We continue our occasional series, examining the various industries nationwide that, in our experience, rely heavily on portable loading docks to increase efficiency.
Food for Thought
Quick inventory: a cup of coffee, a bagel, and a plate of strawberries are all on the desk for breakfast, here at work. Farmers cultivated each of those elements—coffee beans, wheat, fruit—and then trucked them off the farm for processing and distribution before they reached the store and, eventually, our desk.
Our ability to take a bite of that bagel is based on farming methods that began 11,500 years ago. We’ve come a long way: U.S. agribusiness alone generates nearly half a trillion dollars in annual revenue each year. The sector is good for the eonomy, good for trade, and—most centrally—good for our health (yes, when we eat smartly).
What we find particularly fascinating is the geographic spread of that production.
California is our largest producer of crops and livestock (11% of the national total), followed by Iowa, Texas, Nebraska, and Minnesota. And we want our Florida orange juice (in Oregon), our Washington apples (in Delaware), our Wisconsin cheese (in New Mexico).
So, distribution is essential.

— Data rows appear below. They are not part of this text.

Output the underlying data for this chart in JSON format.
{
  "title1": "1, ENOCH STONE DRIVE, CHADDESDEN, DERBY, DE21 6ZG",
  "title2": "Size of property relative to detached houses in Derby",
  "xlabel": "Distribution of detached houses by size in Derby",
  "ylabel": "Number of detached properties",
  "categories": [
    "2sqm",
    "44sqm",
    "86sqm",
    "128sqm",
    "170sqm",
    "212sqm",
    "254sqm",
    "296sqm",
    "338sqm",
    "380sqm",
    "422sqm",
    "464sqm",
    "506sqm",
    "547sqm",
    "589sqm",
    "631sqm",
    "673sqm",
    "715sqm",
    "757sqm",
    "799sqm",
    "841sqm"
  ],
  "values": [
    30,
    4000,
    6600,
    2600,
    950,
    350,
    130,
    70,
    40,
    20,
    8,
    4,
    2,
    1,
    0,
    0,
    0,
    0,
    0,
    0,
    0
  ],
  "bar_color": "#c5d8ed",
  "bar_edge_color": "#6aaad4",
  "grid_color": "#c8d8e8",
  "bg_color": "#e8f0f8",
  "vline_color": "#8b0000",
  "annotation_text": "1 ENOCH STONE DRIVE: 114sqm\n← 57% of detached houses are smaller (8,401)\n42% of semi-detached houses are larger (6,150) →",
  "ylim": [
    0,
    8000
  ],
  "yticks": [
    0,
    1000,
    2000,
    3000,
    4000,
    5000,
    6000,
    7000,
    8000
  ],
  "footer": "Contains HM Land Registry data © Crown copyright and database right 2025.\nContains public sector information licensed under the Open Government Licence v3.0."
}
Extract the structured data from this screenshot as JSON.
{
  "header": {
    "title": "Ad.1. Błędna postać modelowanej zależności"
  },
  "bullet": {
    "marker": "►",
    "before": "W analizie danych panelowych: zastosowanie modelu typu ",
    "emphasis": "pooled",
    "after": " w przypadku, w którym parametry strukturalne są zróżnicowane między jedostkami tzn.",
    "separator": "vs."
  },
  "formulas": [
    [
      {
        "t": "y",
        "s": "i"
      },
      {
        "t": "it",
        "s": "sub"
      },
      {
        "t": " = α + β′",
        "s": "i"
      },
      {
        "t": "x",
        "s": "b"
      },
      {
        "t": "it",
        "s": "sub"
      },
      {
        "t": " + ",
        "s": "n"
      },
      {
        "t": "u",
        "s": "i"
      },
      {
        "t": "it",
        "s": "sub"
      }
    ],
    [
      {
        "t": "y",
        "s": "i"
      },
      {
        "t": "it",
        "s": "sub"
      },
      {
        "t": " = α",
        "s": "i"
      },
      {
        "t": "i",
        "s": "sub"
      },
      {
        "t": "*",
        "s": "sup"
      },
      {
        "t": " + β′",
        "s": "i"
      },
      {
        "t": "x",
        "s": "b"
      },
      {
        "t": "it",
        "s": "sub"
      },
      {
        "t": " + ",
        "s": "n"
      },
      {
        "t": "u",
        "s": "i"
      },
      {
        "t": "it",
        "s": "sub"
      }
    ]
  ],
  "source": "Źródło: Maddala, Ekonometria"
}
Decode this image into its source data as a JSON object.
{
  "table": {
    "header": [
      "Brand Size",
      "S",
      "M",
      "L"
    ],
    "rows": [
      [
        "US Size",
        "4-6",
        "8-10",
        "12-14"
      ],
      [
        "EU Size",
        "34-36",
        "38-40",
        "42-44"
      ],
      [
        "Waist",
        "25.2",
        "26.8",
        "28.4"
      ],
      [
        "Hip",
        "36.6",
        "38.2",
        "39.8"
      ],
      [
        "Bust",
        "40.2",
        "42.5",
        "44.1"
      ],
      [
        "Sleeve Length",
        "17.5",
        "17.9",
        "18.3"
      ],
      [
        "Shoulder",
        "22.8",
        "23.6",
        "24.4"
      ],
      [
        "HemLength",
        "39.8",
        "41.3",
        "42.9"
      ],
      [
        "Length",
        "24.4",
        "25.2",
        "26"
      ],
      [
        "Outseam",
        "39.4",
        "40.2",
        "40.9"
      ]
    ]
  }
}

Along with that come critical factors in successful delivery, including: keeping commodities fresh, assuring necessary refrigeration, and matching production supply with consumer demand.
The Yard Ramp Guy is honored to play a critical role in farm-to-table agribusiness. Our portable loading docks ease and streamline the physical movement of foodstuff from farm to processing centers and distribution hubs.
Agribusiness utilizes our loading docks long before those end results. For example, livestock need feed and crops need fertilizer (in fact, most of the world’s grain production is fed to livestock). All of which requires logistics management in the weeks and months prior to cultivation.
Every time we see a loaf of bread on the store shelf, we wonder for just a moment how our ground-to-truck yard ramps might well have helped get it there. We’re very proud to contribute to this essential industry.